AMSTERDAM -- Fiat Chrysler Automobiles Chairman John Elkann gave an upbeat outlook for the year after a tricky end to last year and a slow start to this one.
Speaking at the company's annual shareholder meeting on Friday, Elkann said FCA was on track to meet its targets. "Despite the (fact that the) second part of 2018 included trade difficulties in some areas that the persisted in the first part of this year, we forecast a significative improvement in the second half of 2019," Elkann told shareholders.
FCA CEO Mike Manley said the group's operating performance this year would exceed the record results posted in 2018.
Manley has sought to persuade investors that the 2020 goals -- set by late boss Sergio Marchionne -- were still achievable. "I am confident that we will successfully deliver on our guidance for this year," he said.
He said he expected a continued strong performance in North America, the carmaker's main profit engine which accounts of almost 80 percent of core earnings, with higher margins compared to last year.
Weaker margins in North America in the last quarter of 2018 had raised concerns about a potential slowing demand in the United States, where FCA also faces stiff competition in the vital SUV and truck segments.
In February weaker-than-expected guidance for 2019 profits and industrial free cash flow raised doubts about FCA's longer-term targets.
Manley said industrial free cash flow this year was expected to be more than 1.5 billion euros, down on last year due to higher capital expenditure.

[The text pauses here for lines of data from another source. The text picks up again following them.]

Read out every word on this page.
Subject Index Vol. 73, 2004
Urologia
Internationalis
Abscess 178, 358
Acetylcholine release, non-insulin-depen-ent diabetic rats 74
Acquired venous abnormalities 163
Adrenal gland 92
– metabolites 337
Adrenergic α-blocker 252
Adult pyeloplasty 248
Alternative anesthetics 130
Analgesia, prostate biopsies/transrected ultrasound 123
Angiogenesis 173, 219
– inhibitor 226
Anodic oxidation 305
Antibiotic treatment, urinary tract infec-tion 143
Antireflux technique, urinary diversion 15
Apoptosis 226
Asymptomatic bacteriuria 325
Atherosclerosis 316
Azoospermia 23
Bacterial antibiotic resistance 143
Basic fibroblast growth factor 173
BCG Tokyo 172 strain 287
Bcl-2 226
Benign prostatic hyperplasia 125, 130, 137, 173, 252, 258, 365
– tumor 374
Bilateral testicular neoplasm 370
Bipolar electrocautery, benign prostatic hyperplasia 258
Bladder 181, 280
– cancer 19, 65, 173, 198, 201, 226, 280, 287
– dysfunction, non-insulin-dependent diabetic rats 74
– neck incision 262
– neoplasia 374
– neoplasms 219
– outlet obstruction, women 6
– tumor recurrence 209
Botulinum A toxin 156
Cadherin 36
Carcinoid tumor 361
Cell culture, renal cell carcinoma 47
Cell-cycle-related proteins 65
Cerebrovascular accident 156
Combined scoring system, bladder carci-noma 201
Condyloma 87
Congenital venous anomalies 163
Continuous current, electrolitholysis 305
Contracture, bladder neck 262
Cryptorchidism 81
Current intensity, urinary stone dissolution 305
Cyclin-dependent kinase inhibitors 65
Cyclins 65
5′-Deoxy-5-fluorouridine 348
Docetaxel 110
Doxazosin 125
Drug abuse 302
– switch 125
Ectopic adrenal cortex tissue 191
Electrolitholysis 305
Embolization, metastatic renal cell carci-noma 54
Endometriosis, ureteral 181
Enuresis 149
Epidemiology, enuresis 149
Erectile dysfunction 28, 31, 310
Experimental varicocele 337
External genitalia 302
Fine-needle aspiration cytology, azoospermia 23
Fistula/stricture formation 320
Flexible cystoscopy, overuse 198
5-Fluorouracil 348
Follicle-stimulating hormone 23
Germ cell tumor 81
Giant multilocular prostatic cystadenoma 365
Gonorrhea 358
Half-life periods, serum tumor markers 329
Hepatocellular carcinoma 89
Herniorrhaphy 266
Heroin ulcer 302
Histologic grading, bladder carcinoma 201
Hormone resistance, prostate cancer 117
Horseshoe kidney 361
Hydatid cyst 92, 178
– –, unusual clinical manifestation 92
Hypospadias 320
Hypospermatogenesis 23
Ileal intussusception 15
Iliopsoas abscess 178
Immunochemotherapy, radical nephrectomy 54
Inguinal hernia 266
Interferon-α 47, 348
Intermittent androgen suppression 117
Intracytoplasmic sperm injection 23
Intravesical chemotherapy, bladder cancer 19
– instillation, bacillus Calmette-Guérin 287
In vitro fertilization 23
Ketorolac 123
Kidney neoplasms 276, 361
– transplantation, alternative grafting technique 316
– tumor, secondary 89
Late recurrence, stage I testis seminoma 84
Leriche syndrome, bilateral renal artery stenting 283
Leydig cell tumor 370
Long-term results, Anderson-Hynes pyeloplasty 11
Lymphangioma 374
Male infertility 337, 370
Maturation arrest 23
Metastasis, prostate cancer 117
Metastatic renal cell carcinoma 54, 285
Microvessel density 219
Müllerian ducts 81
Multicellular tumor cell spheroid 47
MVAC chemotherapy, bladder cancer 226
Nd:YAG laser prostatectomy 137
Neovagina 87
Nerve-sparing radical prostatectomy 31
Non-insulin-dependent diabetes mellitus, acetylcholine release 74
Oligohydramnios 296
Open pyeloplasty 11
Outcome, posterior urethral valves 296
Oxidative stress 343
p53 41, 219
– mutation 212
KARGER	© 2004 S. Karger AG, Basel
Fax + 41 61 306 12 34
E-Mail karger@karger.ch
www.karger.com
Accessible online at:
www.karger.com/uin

Manley also said he aimed to make dividends at FCA a regular feature after the group paid 0.65 euros a share to investors on 2018 results, its first dividend in 10 years.
'Bold decisions'
Elkann - a scion of Italy's Agnelli family that is FCA's biggest shareholder - reiterated the family was prepared to take "bold and creative decisions" to help build a solid and attractive future for the automaker. He said FCA was ready to play a part in the "new and exciting" era for the auto industry.
Recent media reports have said Renault could be eyeing a bid for FCA while in March the president of Peugeot family holding company FFP said he would support a new deal and suggested FCA was among the options.
After the death of Marchionne last year, speculation about the future of FCA has intensified.
Marchionne, who had created the group by merging a troubled Fiat with Chrysler of the U.S., had advocated industry mergers to share the cost of building electric and self-driving cars.
Automakers around the world are looking to tie-ups to cope with rising competition, the rise of electrification and the threat of a trade war between the United States and China.